Mayor Michael B. Coleman’s Blueprint Columbus proposal, submitted as an alternative to the city’s 2005 Wet Weather Management Plan to comply with its consent orders and greatly reduce sewer overflows, has been approved by the Ohio Environmental Protection Agency (OEPA) and will be implemented over the next 20 years by the Department of Public Utilities. The official approval letter was received December 1.

“Blueprint Columbus is a huge step forward not only for our city, but for other communities that are working to meet consent order requirements in reducing overflows,” said Mayor Coleman. “This plan is truly cutting edge and will serve as an example as to how green infrastructure and other innovative ideas can work with traditional technologies to create more beneficial solutions.”

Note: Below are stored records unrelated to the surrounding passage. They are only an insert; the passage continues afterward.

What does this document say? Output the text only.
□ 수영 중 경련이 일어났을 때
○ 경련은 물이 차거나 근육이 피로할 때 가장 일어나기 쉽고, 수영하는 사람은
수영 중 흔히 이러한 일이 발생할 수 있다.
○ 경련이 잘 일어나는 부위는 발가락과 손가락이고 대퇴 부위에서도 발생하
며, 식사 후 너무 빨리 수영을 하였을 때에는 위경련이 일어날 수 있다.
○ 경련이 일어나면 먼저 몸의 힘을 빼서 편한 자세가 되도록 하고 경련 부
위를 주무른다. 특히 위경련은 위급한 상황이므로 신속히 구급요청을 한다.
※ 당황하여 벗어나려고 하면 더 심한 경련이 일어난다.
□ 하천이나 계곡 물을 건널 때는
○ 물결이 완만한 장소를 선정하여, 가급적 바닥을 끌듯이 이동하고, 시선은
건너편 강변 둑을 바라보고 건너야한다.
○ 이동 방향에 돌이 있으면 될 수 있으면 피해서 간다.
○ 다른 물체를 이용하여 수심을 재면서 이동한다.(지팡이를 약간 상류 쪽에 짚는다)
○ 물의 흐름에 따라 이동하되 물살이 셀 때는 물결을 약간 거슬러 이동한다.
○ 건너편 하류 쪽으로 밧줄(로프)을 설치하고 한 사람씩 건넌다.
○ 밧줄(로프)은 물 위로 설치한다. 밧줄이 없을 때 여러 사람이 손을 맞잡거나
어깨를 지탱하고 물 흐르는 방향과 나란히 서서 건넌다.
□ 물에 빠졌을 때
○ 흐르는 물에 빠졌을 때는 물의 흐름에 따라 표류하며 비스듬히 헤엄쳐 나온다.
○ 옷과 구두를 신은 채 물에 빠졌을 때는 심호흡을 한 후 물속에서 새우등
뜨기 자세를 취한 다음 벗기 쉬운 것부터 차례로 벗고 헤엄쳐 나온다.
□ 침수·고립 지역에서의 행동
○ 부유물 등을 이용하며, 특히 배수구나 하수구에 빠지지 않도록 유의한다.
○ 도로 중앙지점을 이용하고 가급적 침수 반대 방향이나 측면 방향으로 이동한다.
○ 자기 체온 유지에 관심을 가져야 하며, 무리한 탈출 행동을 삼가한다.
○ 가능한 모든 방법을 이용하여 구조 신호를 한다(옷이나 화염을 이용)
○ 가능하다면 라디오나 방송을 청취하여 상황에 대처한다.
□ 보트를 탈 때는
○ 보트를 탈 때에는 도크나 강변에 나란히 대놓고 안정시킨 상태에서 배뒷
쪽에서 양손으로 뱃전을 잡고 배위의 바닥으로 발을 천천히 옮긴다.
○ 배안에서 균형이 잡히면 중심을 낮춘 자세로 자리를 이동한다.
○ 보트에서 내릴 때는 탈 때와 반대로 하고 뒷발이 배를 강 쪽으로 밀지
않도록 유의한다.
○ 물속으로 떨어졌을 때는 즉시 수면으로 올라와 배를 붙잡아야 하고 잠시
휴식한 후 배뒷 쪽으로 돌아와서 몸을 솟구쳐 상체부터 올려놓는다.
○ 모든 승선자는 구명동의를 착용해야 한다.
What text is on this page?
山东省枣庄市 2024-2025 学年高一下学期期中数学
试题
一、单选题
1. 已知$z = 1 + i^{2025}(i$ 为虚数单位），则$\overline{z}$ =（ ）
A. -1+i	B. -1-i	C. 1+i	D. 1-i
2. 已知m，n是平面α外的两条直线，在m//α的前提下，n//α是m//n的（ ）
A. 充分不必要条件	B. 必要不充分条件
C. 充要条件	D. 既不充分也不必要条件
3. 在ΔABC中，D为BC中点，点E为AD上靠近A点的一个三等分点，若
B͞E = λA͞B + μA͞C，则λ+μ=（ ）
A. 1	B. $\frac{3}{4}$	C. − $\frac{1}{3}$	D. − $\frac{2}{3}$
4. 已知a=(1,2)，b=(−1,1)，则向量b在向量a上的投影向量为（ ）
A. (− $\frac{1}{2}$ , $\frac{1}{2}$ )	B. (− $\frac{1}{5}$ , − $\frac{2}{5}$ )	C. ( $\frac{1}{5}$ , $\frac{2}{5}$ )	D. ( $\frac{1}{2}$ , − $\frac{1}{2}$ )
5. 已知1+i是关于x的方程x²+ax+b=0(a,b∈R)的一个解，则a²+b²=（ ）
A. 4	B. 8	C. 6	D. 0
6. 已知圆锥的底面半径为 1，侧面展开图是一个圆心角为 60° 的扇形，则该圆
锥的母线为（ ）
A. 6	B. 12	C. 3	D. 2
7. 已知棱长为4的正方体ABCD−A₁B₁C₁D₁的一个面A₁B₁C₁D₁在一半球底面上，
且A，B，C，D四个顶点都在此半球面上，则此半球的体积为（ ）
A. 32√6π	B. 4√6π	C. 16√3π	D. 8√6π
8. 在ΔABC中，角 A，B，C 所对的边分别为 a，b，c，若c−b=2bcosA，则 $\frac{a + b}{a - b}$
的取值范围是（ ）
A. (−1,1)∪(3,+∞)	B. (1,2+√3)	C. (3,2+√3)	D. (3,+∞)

The first 10 years of the 2005 wet weather plan saw the investment of over $1 billion toward reducing combined sewer overflows from the city’s older areas, resulting in dramatic improvements. Much of the remaining work – to address sanitary sewer overflows – involved traditional “gray” infrastructure, including large, deep, and expensive tunnels that would only be used a few times each year. Mayor Coleman, Utilities Director Greg Davies, and engineers at the Department of Public Utilities wondered if perhaps there might be a better way, and OEPA granted the city three years to study the idea. The result – Blueprint Columbus – was submitted September 15, and addresses overflows through four pillars: lining residential sewer laterals, a voluntary sump pump program, redirecting roof water runoff away from foundation drains, and installing green infrastructure to treat runoff before it enters storm sewers.

“I commend the city of Columbus not only for its forward thinking in creating a plan that includes green infrastructure and innovative ideas, but also for including a fallback plan that demonstrates the city’s commitment to complying with our legal agreements to reduce sewer overflows,” said Ohio EPA Director Craig W. Butler. “The ideas in Blueprint Columbus can serve as a model for other communities dealing with sewer overflows.”

Support of the study process, including several pilot projects focused on gathering the data necessary to prove Blueprint would work, and eventual approval by Columbus City Council were critical to the development of the plan.

“The City of Columbus continues to be a partner with the State of Ohio to improve local waterways and protect the environment in central Ohio,” said Councilmember Zach Klein, chair of the Public Utilities Committee.  “Mayor Coleman and his team have done an outstanding job developing a creative plan that complies with the consent decree but better serves the community.”

Benefits of Blueprint Columbus over the original WWMP include:
  • It’s more affordable: not only is Blueprint considerably less expensive than the original “gray” proposal, it can be finished 10 years sooner with the same or even better results.
  • It’s greener: while Blueprint and the original plan would both greatly reduce overflows, Blueprint will also provide initial stormwater filtering, resulting in better water quality.
  • It’s better for our neighborhoods and economy: the new green infrastructure will create attractive neighborhood amenities as well as new jobs to help maintain those features. 

“I appreciate the time invested by Director Butler and everyone at Ohio EPA who examined the Blueprint proposal, carefully weighed its effectiveness against traditional technologies, and asked excellent questions about the plan,” said Utilities Director Greg Davies. “Blueprint Columbus is an excellent example of bringing new innovative thinking to age-old problems, resulting in a win-win-win for our utility, our ratepayers and our community.”